Out and About

Venom: Let's stop pretending Tom Hardy isn't terrible

Venom is a weird movie. It has an incredibly boring first 30 minutes, a very fun middle 15, and a very dumb final...whatever is left.

Posted Updated

By
Demetri Ravanos, Out
and
About contributor
RALEIGH, N.C.Venom is a weird movie. It has an incredibly boring first 30 minutes, a very fun middle 15, and a very dumb final…whatever is left. In terms of quality, you might call it something of a bell curve.

If you are a fan of Spider-Man, perhaps you are familiar with this character. A symbiote comes back from outer space and bonds to Peter Parker’s professional rival Eddie Brock. Eddie changes from his human form into the super strong, cannibalistic creature Venom. His battles with Spider-Man are shockingly competitive even though all logic tells you Venom could rip Spidey in half. It’s like those years Wake Forest was beating Florida State.

Anyway, the Venom of this movie is a sort of a riff on that Venom. There is no Spider-Man in this universe. Eddie Brock (played horribly by Tom Hardy) is a journalist, but he is less of a newspaper man and more of a hybrid. He’s part in-your-face Vice News bro and part citizen journalist out to expose the deep state ties that allow Taco Bell to secretly rig American elections. The truth is out there, man! Think outside the bun!

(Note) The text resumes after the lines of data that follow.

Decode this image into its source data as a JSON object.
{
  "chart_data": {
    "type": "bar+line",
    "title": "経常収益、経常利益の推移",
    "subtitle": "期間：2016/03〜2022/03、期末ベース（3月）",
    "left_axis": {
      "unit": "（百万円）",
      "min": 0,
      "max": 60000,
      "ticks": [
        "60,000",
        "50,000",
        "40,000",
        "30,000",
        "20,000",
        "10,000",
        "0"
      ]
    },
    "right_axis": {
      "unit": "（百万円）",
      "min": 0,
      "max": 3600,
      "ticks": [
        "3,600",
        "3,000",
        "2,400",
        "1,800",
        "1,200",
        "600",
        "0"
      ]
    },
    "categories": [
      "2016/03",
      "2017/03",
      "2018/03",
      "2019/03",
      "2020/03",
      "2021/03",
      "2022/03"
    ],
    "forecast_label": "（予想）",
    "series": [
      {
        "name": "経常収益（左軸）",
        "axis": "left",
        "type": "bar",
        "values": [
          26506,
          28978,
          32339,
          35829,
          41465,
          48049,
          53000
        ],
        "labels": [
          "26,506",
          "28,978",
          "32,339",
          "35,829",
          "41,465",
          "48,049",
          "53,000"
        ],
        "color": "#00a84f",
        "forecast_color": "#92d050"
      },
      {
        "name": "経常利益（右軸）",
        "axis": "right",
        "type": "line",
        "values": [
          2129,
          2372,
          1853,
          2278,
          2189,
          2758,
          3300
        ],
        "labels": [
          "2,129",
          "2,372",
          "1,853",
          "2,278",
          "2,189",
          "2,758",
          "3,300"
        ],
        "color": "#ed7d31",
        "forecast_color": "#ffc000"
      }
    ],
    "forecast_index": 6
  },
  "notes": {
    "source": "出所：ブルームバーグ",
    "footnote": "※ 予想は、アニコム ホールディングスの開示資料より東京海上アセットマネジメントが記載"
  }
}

He also has an accent that isn’t quite New York and it isn’t quite Chicago. It is just a generic melding of American stupid. Eddie Brock, like Tom Hardy’s portrayal of Bane in The Dark Knight Rises, is mostly defined by this dumb vocal tick. It doesn’t sound like anything you would hear in real life. It falls somewhere on the spectrum between King of the Hill recurring character Jimmy Wichard and that scene in the donut shop from Wayne’s World where Garth is making his donut (Mr. Donut Head Man) talk.

So Brock is living with his girlfriend, who is a corporate attorney for The Life Foundation, which is a shady company run by a shady dude that is into everything from pharmaceuticals to space travel. His name is Carlton Drake (Rogue One’s Riz Ahmed), but it might as well be Schmelon Schmusk or Beff Jezos.

Eddie finds some information on his girlfriend Anne’s (Michelle Williams) computer about participants in trials for drugs created by The Life Foundation who have died. He decides to confront Drake in what is supposed to be a friendly interview. Drake gets him fired.

We’re still a long way from seeing our monster at this point, so let’s just say that one thing leads to another and bing bang boom, Brock becomes Venom.

There is so much that is so hacky about this movie. The Life Foundation headquarters act as something of a haunted house through part of the film, and there is a literal scene where Brock is driving towards it at night and we hear a wolf howl. The only thing missing is Drake himself opening the door with his face half-hidden behind a cape.

Once you get through the trudging nature of the first quarter of the movie, there is some fun stuff hiding in Venom. Our first glimpses of Eddie transforming into the monster provide some funky visuals that evoke Pee Wee’s Big Adventure’s Large Marge. This happens during a memorable confrontation with a noisy neighbor.

A car chase sequence that sees Eddie transform back and forth between his human form and the symbiote is a little hokey, but leans into the stupidity enough to give a sort of wink and nod to its audience. Yeah it’s kinda poorly written, but you came to a movie about a superhero monster that eats people’s heads. You were never going to get Lawrence of Arabia.

Sony has billed Venom as being Marvel Comics’ first foray into horror movies, and I have to be honest. I just don’t see it. Sure, we’re dealing with a monster, but Venom is void of any suspense or creepy twists that would make it anything more than you might think it is by watching the 2 minute trailer.

It takes too long to get to everything that makes Venom fun and interesting, and unfortunately it all fades too quickly. The resolution almost feels like the result of someone saying “Jeez, we’re already an hour and forty minutes into this thing? Just shoehorn in a Stan Lee cameo (which are getting less and less charming, by the way) and let’s call it a day.”

Visually there is some neat stuff here. It isn’t anything you haven’t seen before, but the effects are at least fun to look at. That is more than you can say for Venom’s script, but big, loud, dumb and full of murder is kind of par for the course for most of the superhero genre outside of the MCU, so I guess you can’t really be disappointed.

Demetri Ravanos is a member of the N.C. Film Critics Association and has reviewed movies for Raleigh and Company, Military1.com and The Alan Kabel Radio Network.